Surprise, there are the denominators that contain the lower chain! And some minus signs! Just by inspection, we can say that the upper denominator q_−n is equal to (−1)ⁿ times the lower denominator q_n−2. I wrote that sentence for positive n, but as you might guess, it's true for all values of n. For negative n, it describes how computing the lower denominators backward gives the upper denominators with alternating signs.

To put that another way, if we return to the point about forward-backward symmetry, it's pretty easy to see that multiplying the denominators by (−1)ⁿ has the same effect as reversing the direction of computation. So, if we take the complete bidirectional sequence of upper denominators, multiply by (−1)ⁿ, and also reverse the direction, we get another valid sequence of denominators, namely, the complete bidirectional sequence of lower denominators!

Let's also look briefly at the expansions and rotations that are involved.

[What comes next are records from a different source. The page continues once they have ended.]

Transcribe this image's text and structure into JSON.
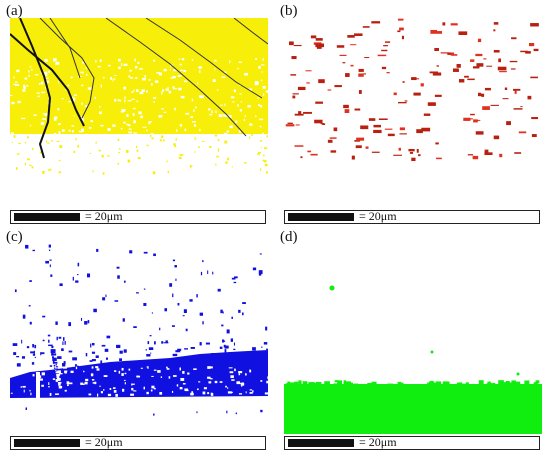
{
  "panels": [
    {
      "label": "(a)",
      "scale_text": "= 20μm",
      "phase_color": "#f7ef0a"
    },
    {
      "label": "(b)",
      "scale_text": "= 20μm",
      "phase_color": "#b82010"
    },
    {
      "label": "(c)",
      "scale_text": "= 20μm",
      "phase_color": "#1010e0"
    },
    {
      "label": "(d)",
      "scale_text": "= 20μm",
      "phase_color": "#10ee10"
    }
  ]
}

2211112211221111 = expansion(7561)
2211221111221111
2111122111122112

The second and third lines show the rotations that produce the upper and lower denominators, respectively. Now, whenever we compute denominators, the first coefficient a₀ multiplies a denominator q₋₁ that is zero. But, in the bidirectional sequence of upper denominators, there's only one zero, so when we multiply by (−1)ⁿ and reverse the direction, the first coefficient for the upper denominators must become the first coefficient for the lower denominators. And, sure enough, if we read the second line backward starting from the first coefficient, we get the third line. (Note that the result of reading backward is first and foremost a reflection of the original expansion. It's only a rotation because of the third symmetry.)

It's too bad that the convention is to number the denominators from 0, because the results above would be nicer in several ways if the denominators were numbered from 1.

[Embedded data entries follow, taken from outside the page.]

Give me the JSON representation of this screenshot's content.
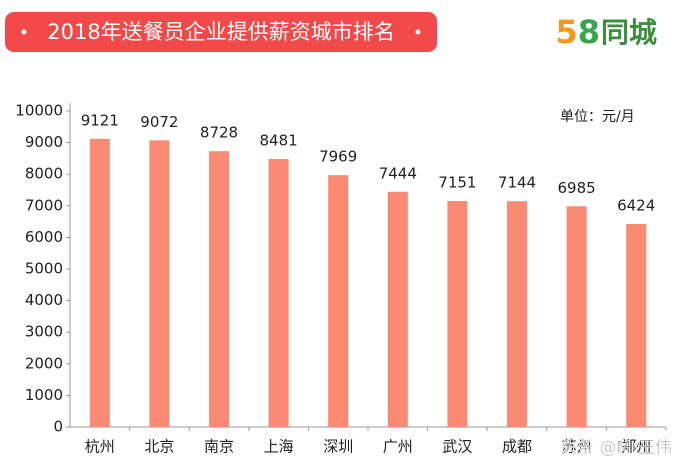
{
  "chart_data": {
    "type": "bar",
    "title": "2018年送餐员企业提供薪资城市排名",
    "logo": {
      "number": "58",
      "name": "同城"
    },
    "unit_note": "单位：元/月",
    "categories": [
      "杭州",
      "北京",
      "南京",
      "上海",
      "深圳",
      "广州",
      "武汉",
      "成都",
      "苏州",
      "郑州"
    ],
    "values": [
      9121,
      9072,
      8728,
      8481,
      7969,
      7444,
      7151,
      7144,
      6985,
      6424
    ],
    "color": "#fa8a74",
    "ylim": [
      0,
      10000
    ],
    "yticks": [
      0,
      1000,
      2000,
      3000,
      4000,
      5000,
      6000,
      7000,
      8000,
      9000,
      10000
    ],
    "grid": false,
    "watermark": "头条 @Mr王伟"
  }
}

• The center point of the denominators, where q_n is zero, would be located not at n = −1 but rather at n = 0 … the center point of the integers!
• As a result, the upper denominator q_−n would be related to the lower denominator q_n (instead of q_n−2).
• The coefficient a_n and the denominator q_n that it would multiply would sit in the same space.
• As a result, the forward-backward symmetry would be even clearer.

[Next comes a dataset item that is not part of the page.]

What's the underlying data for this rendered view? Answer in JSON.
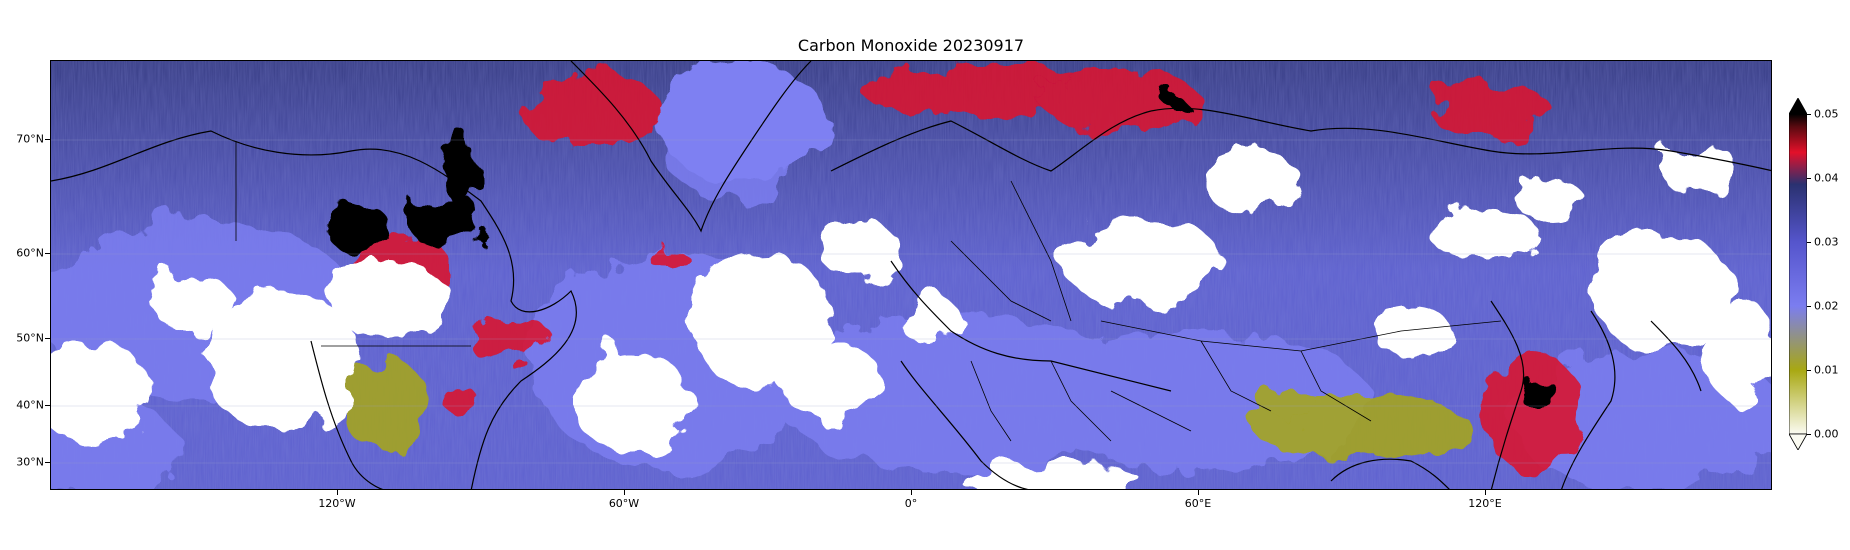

That brings me to the last point I want to make about the bidirectional sequence of upper denominators. We know that the upper chain starts at position 36 in the upper denominators, and appears at every sixteenth position after that (since that's the repeat length of the expansion), and we know that the lower chain starts at position 42 in the lower denominators, which is position −44 in the upper denominators, and appears at every sixteenth position after that. But, the distance between 36 and −44 is divisible by sixteen. What do the intermediate denominators look like?

36		6684339842
20		294685
4		13
−12		194
−28		4400489
−44		99816291793

Surprise, there are the intermediate chain values! As before, I verified by experiment that the same things happen in general: when we compute the upper denominators backward, we find the lower denominators with alternating signs, and the intermediate denominators contain the intermediate chain values. The same things even happen for u = 1 and u = 2. In particular, when we compute the denominators backward, we find the same denominators with alternating signs. Those bidirectional denominators are the evidence that I was talking about earlier that there are two chains that happen to coincide.